Date ►►► November 1, 2008
Another Caution: Ignore Projections Based Upon Exit Polling
This is another tip for watching the returns Tuesday night: You cannot project the winner of a state from the exit polling, becuase by its very nature, the respondent pool is not representative of the voters themselves..
The respondent pool in any exit poll of a state comprises:
- Those voters who waited to vote until election day and --
- Who voted at one of the precincts where the pollsters were polling --
- At the time of day during which they were polling --
- Who volunteered to stand still and be asked a bunch of intrusive questions that, in spirit, violate the sanctity of the secret ballot and --
- Who decided to tell the truth about how they cast their votes.
Needless to say (but try to stop me!), none of these characteristics fits the voting population as a whole. A very significant portion of voters in most states vote early or absentee; pollsters don't lurk at every polling place but only a select few; they don't stay there from opening to closing, but only as long as they have money to pay for workers; Democratic voters tend to be more eager than Republicans to talk to pollsters (they see kindred souls); and of course, the "PC effect" is at super strength when voters are being interviewed face to face, without even the anonymity of the telephone: Many people are apt to tell you that they voted the politically correct way, no matter how they actually voted; they don't want an interviewer to think them ignorant, bigoted, or unsophisticated.
Predicting how the state will turn out was never the reason for exit polling, because most good pollsters realize the two pools (poll respondents and voters) are quite divergent. Rather, it was supposed to be an informational tool for statisticians to study elections after the fact and determine why people voted the way they did.
How do they do that? It's actually interesting: Rather than using the poll to predict the actual vote -- setting the stage for losers to think "we wuz robbed" -- valid pollsters collect all the exit-poll data, then align the respondent pool to the actual vote in that precinct, rather than the other way 'round.
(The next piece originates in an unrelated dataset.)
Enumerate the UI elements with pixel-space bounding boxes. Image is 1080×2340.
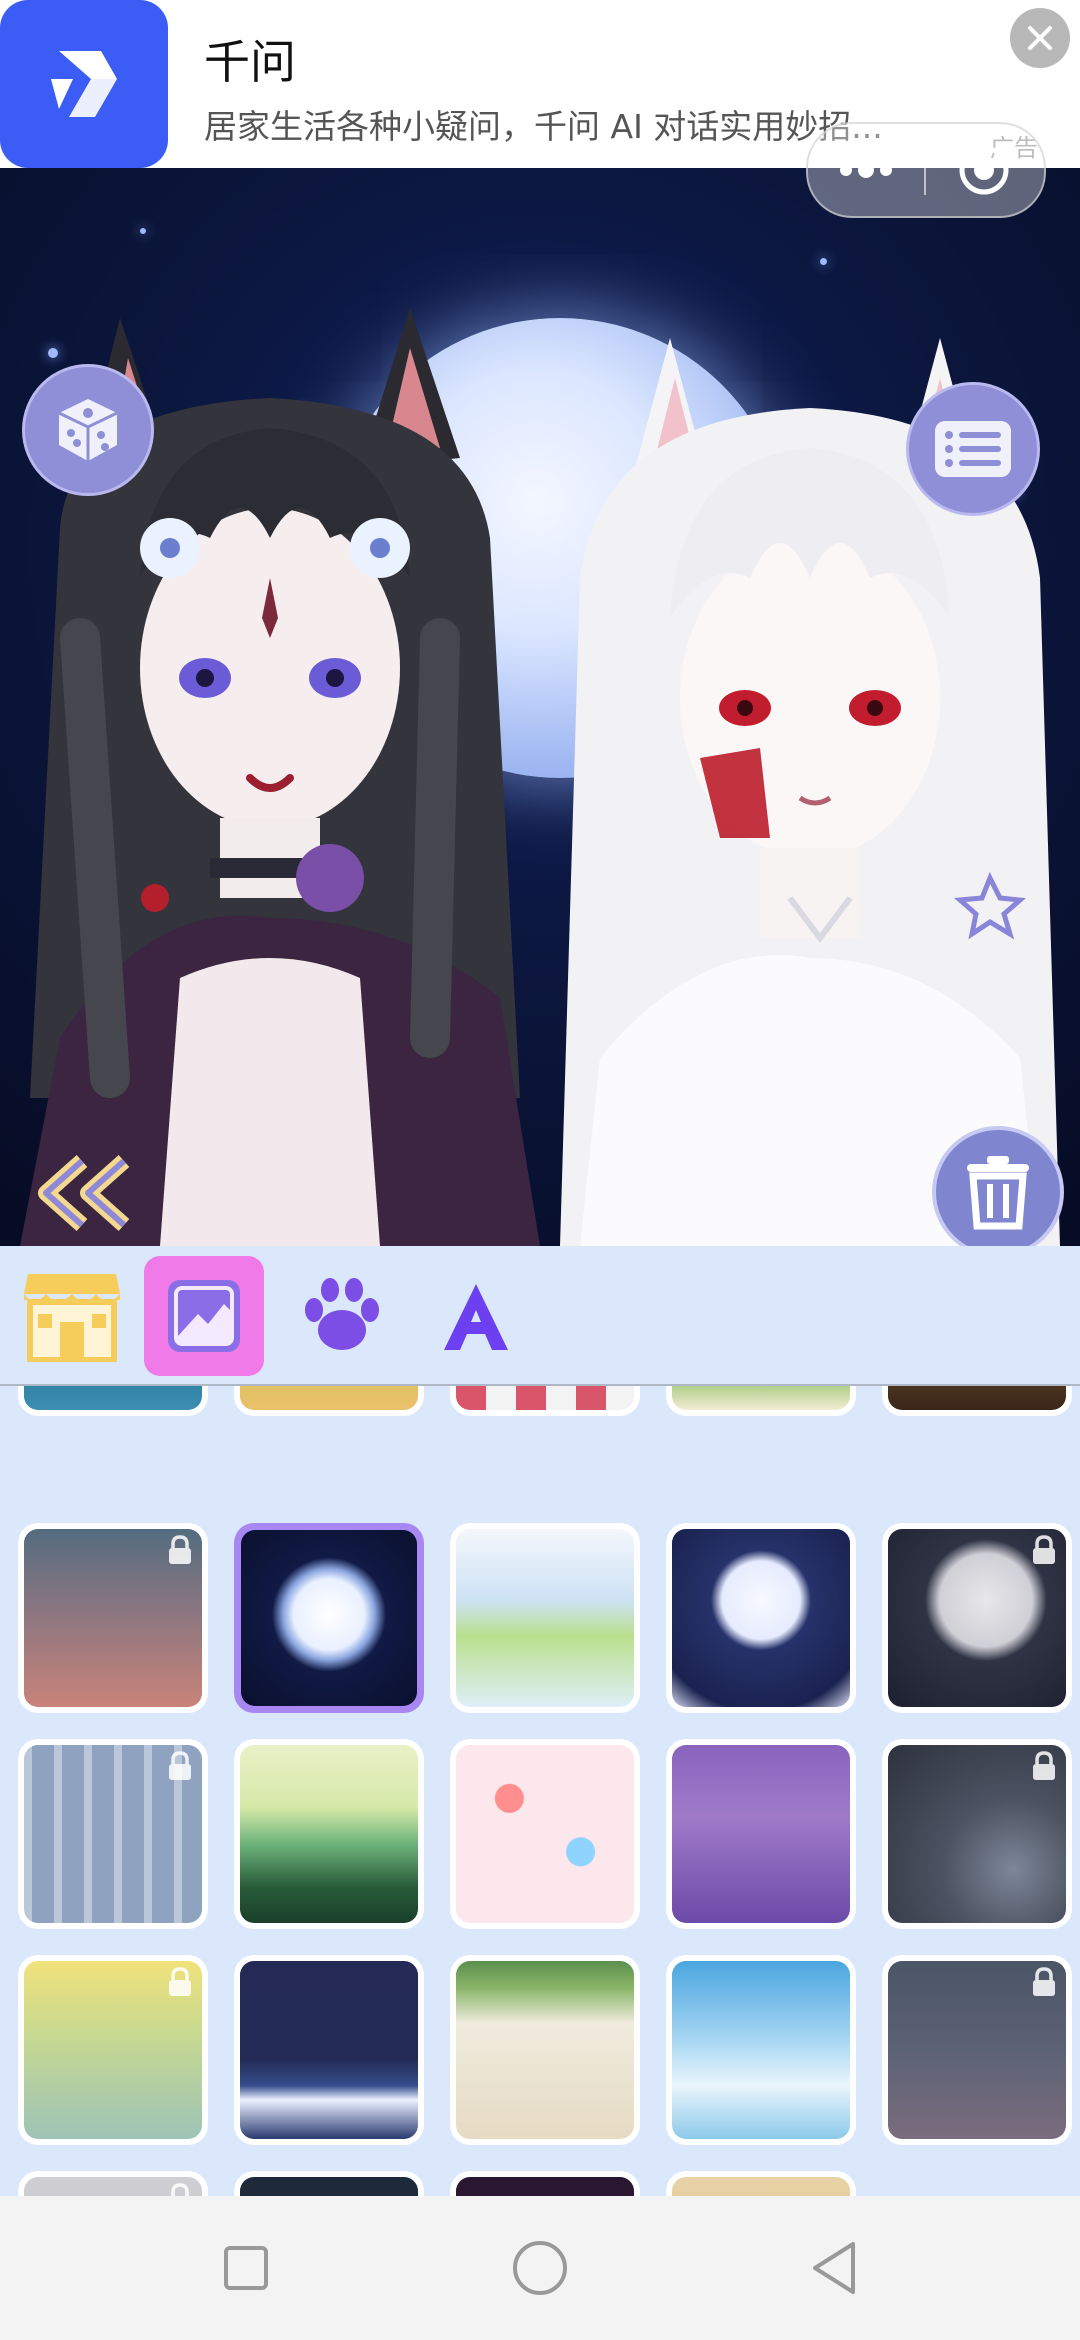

This allows them to draw reasonable inferences about what caused voters to vote a certain way... "Voters for Barack H. Obama were most persuaded by arguments or policies A and B, while McCain voters were most persuaded by C, D, and E." This allows for a post-mortem on the entire election, giving a wealth of data and correlations to all parties.
But it's incompetence bordering on malfeasance to attempt to project from the unrepresentative exit polling to declare who will win the state. Unless, of course, the goal is to suppress the Republican vote by projecting an Obama landslide.
(Contrariwise, it's perfectly proper to project who will win a particular state based upon the partial count by precinct -- provided you know enough about each precinct and polling place to know which voting patterns correlate to victory and defeat. Michael Barone, author of the Almanac of American Politics, is particularly adept at doing this.)
So don' t be a sucker: Ignore any state projection based upon exit polling -- even if they're calling it for John S. McCain.